If you were to sum it up, then I suppose you would have to call genuine Christian truth, disquieting. How can it be other when one seriously and honestly considers one’s life and then compares it to the genuine truths of the Divine? Indeed, one cannot help but be disquieted. For one to be otherwise is to be naïve or deluded.
Even to the one who thinks it possible to explain away much of the Scriptures, there still will remain much which challenges one’s life and thinking. Two current examples will testify to and illustrate the point.
I know of a person who often refers to Jesus words, “Neither do I condemn you, go and sin no more.” My suspicion is that the focus is upon the former part of the statement and not the second part, the command portion.
How could one possibly “soft soap” a command not to sin anymore? In that day and time the weight of the Old Testament Law rested upon the shoulders of all who would follow God. Jesus’ words that He came to fulfill, not to abolish the Law apply here. How impossible the task to not sin. Of course then as now there were those who either redefined sin or look past the inconvenient truths of the Bible. In doing those things they presume to make it possible to conform one’s life to the same.
The other example to consider is the use of the word “love.” Over and over one hears that we must love one another. To be sure one can find comfort in the notion of being loved. Yet, if one takes time to read and ponder the Scripture’s description of love, and then put that description into practice it become quite another matter.

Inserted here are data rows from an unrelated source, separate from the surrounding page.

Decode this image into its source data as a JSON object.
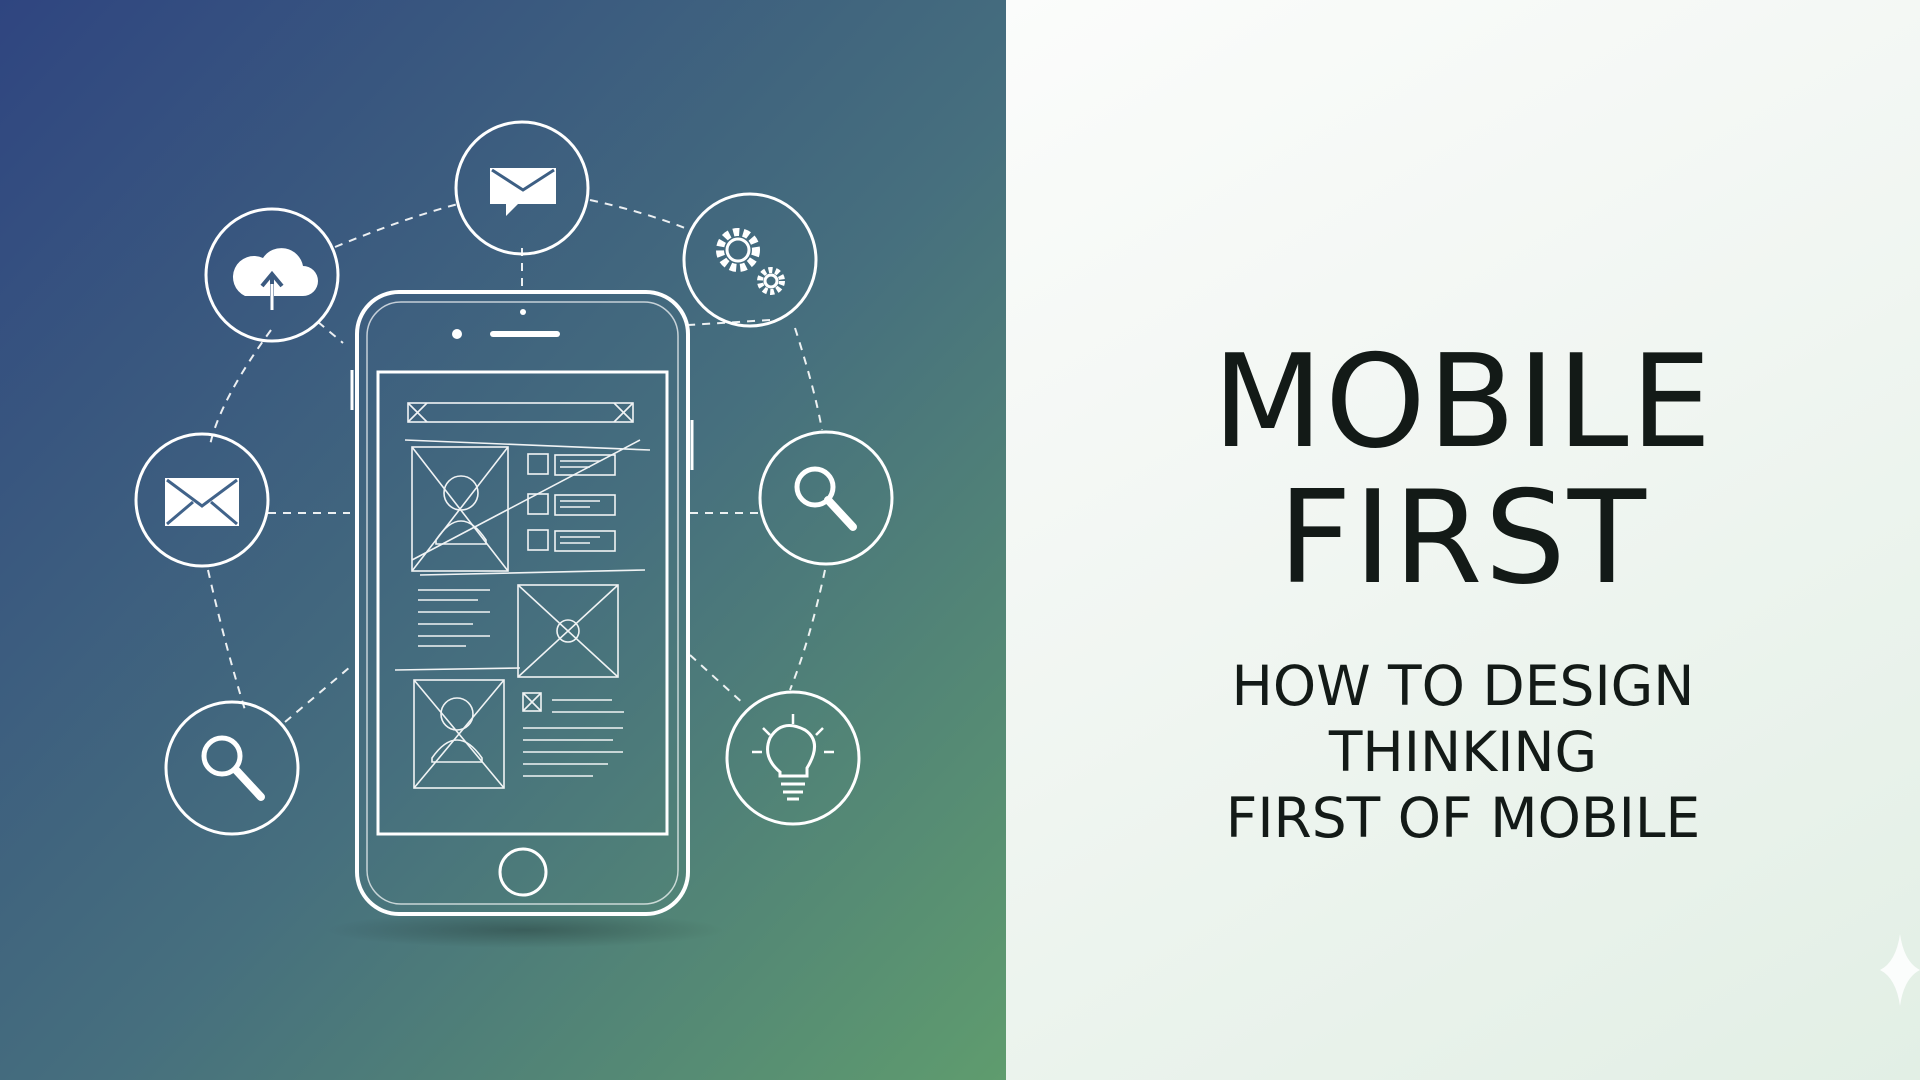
{
  "title": {
    "line1": "MOBILE",
    "line2": "FIRST"
  },
  "subtitle": {
    "line1": "HOW TO DESIGN",
    "line2": "THINKING",
    "line3": "FIRST OF MOBILE"
  },
  "colors": {
    "left_gradient_top": "#2f4580",
    "left_gradient_bottom": "#5e9a6e",
    "right_background": "#f1f6f2",
    "text": "#131a17",
    "line_art": "#ffffff"
  },
  "icons": [
    "cloud-icon",
    "email-bubble-icon",
    "gears-icon",
    "envelope-icon",
    "magnifier-icon",
    "magnifier-icon-left",
    "lightbulb-icon",
    "smartphone-wireframe",
    "sparkle-icon"
  ]
}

Thus I go back to say that true and genuine Christianity is disquieting as it should be for in the spiritual disciplines of life we are brought into contact with the One who is described as Truth and genuine truth is always disquieting to our fleshly nature and its insatiable demands.
Those things that we read in the Scriptures, what we discover as we ponder the words of Scripture, what the Holy Spirit reveals to us in prayer, and what we hear from the pulpit should be disquieting. Why? C.S. Lewis points out that unless we believe we are sick we do not receive the advice of the physician. If we do not see ourselves as not measuring up to Great Physician, we simply do not see ourselves as spiritually diseased and disquieted and thus heed the commands of the One who became flesh and who lived among us. This is the great lie which has deceived man in general and many who claim Christ in particular.
The truth of the matter when compared to the eternal and immutable truths of the Bible, is that I am not okay, You are not okay! The beauty of it all is that when the Christian knows this he is afforded the opportunity to take action but not just any action. It is the action in which Christ's provision of strength to live according to His Words--Words of Truth is afforded to the believer. And in those areas of which one is not aware? This is where God's grace enters into the life of the beliver.
Amen. I wish we heard this truth from our pulpits more often!